Scale Park Pilot: Rob Caso


Article and photos by the author. Featured in the Spring 2011 issue of Park Pilot.

I really needed a full-figure pilot for my new de Havilland D.H.2. The model’s bare cockpit was like a gaping hole in the nacelle that exposed some of the radio gear and the battery tray. In one of my previous articles for Park Pilot, I had outlined a step-by-step for painting a pilot figure. Now I will demonstrate how you can transform a commercially available pilot bust into a 3/4-size or full-figure pilot. I found a nice 1/8-scale pilot bust from Maxford USA. The bust looked as though it would fit into my model, but I felt that it would look a bit silly to simply glue the bust onto a stick and install it in the cockpit as it was. I knew that I had to add the rest of the torso, most of the legs, and the arms and hands to complete the illusion of having a real pilot in the cockpit. My plan was to leave off the lower legs since the battery tray would interfere with them. In the real D.H.2, the pilot’s legs fit way up front in the nose, under the instrument panel, so the omission was no big deal. I also had to make the figure removable for access to the RC gear, and use the torso to house my receiver. No seat would be necessary since the real D.H.2’s seat was very small, and no part of it would have been visible with the pilot sitting on top of it.
Here are the basic components that Rob Caso uses to create a full-figure pilot. (Left) Blue foam is cut and sanded to mate with the commercially available Maxford USA pilot bust. (Right) The foam body parts are shown here, already attached to the bust with epoxy and blended in.


Rob uses a piece of card stock as a template to help fashion his pilot’s arms.


Each arm is sanded round, glued to the bust with epoxy and faired into the bust.

I started with the Maxford bust and some blue-foam sheet. I measured myself to get the proportions close to correct, then cut the basic shapes from the foam. Note that the science of human measurement is called “anthropometry,” and professional sculptors proportion everything from the dimensions of the head. After hogging out the inside of the bust to save weight and make room for the receiver, assembly began with my use of epoxy to attach the newly cut foam torso to the bust with epoxy. I rough-shaped the torso, then coated the bare foam with Minwax Polycrylic. This coating allows vinyl spackle to adhere better, and prevents primers from attacking the foam. I coated the torso with spackle and sanded it, then attached and spackled the roughly shaped legs. I brushed more Polycrylic over the spackled areas, then applied very light coats of auto-body primer. Primer highlights where you need to contour the additions, and it reveals all your mistakes. I cut a piece of card stock to profile the arms, which helped me get the proper dimensions and angles. Once cut, I rounded the arms before pinning them onto the torso. At that point, I had to decide whether to attach the arms and finish them in place or work on them while they were still unattached to the torso. I chose the former because of access, and it would be easier to blend the upper arms into the pilot’s shoulders. The pilot’s new flight suit had to blend in with jacket on the bust. Once I had the contours right, I began to build up the continuations in creases, folds and seams. The hands are hardest to get right. They must be in proportion to the rest of the figure, and posed correctly to hold the control column or work the other controls. My pilot wears heavy gloves, which makes this process a bit easier.
(Left) The pilot’s hands are fashioned from an armature of copper wire, then filled with auto-body putty and sanded. (Right) Once the hands are attached, filler is used to create gauntlet gloves.

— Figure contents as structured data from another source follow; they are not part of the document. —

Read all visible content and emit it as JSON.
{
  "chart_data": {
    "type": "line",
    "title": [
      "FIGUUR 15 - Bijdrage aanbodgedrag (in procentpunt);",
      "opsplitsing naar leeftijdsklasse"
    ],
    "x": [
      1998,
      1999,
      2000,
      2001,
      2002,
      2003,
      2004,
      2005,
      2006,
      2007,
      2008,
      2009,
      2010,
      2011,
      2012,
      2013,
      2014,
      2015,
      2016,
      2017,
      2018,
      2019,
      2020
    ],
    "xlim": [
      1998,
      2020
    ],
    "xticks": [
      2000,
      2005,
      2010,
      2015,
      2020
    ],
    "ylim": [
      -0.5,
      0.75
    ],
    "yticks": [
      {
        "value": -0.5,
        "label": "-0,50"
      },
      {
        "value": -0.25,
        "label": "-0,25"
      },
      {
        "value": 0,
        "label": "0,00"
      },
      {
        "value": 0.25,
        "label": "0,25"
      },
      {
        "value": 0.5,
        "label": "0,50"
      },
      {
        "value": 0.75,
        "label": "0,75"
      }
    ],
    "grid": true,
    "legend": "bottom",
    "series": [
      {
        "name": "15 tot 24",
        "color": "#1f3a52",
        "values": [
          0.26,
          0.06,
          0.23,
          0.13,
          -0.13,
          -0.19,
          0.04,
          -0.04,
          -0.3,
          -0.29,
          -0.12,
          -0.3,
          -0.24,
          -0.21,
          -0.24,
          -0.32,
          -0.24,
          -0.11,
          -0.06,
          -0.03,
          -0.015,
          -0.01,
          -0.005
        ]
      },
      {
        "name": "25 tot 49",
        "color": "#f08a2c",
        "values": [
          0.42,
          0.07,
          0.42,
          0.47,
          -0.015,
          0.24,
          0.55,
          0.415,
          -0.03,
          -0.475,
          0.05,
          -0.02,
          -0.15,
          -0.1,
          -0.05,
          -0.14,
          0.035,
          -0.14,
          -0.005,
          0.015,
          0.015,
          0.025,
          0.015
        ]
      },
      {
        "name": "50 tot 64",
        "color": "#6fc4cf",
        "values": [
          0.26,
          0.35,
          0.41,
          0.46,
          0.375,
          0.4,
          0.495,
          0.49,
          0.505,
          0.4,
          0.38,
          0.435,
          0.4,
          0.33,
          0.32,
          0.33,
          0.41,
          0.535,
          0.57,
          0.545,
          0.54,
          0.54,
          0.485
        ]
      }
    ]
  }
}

Open the ends of the forearms with a rotary tool to fit the hands.

I made an “armature,” a common practice in sculpting circles. Wire strands, soft enough to bend but stiff enough to hold their shape, are formed in the rough shape of the arms, then filled with putty, trimmed and sanded. I also used body filler to create the gauntlets, and to blend the hands in with the forearms. The arms are foam and somewhat on the weak side, so I used a 3/32-inch drill to cut a path for a couple of toothpicks that would give the arms rigidity. Inserted with epoxy, one goes up from the elbow to the shoulder and the other goes in from the back of the elbow. After final filling and detailing my additions, I used the painting process that I’ve outlined in previous articles. Now, when a commercially available, full-figure pilot is not available, you know how to make one. It’s considerable work, but sensible for a serious scale model.
Here’s the pilot, finished in primer. His face has already been painted with a flesh tone mix.


All the painting and detailing has been completed, and the pilot is in the cockpit.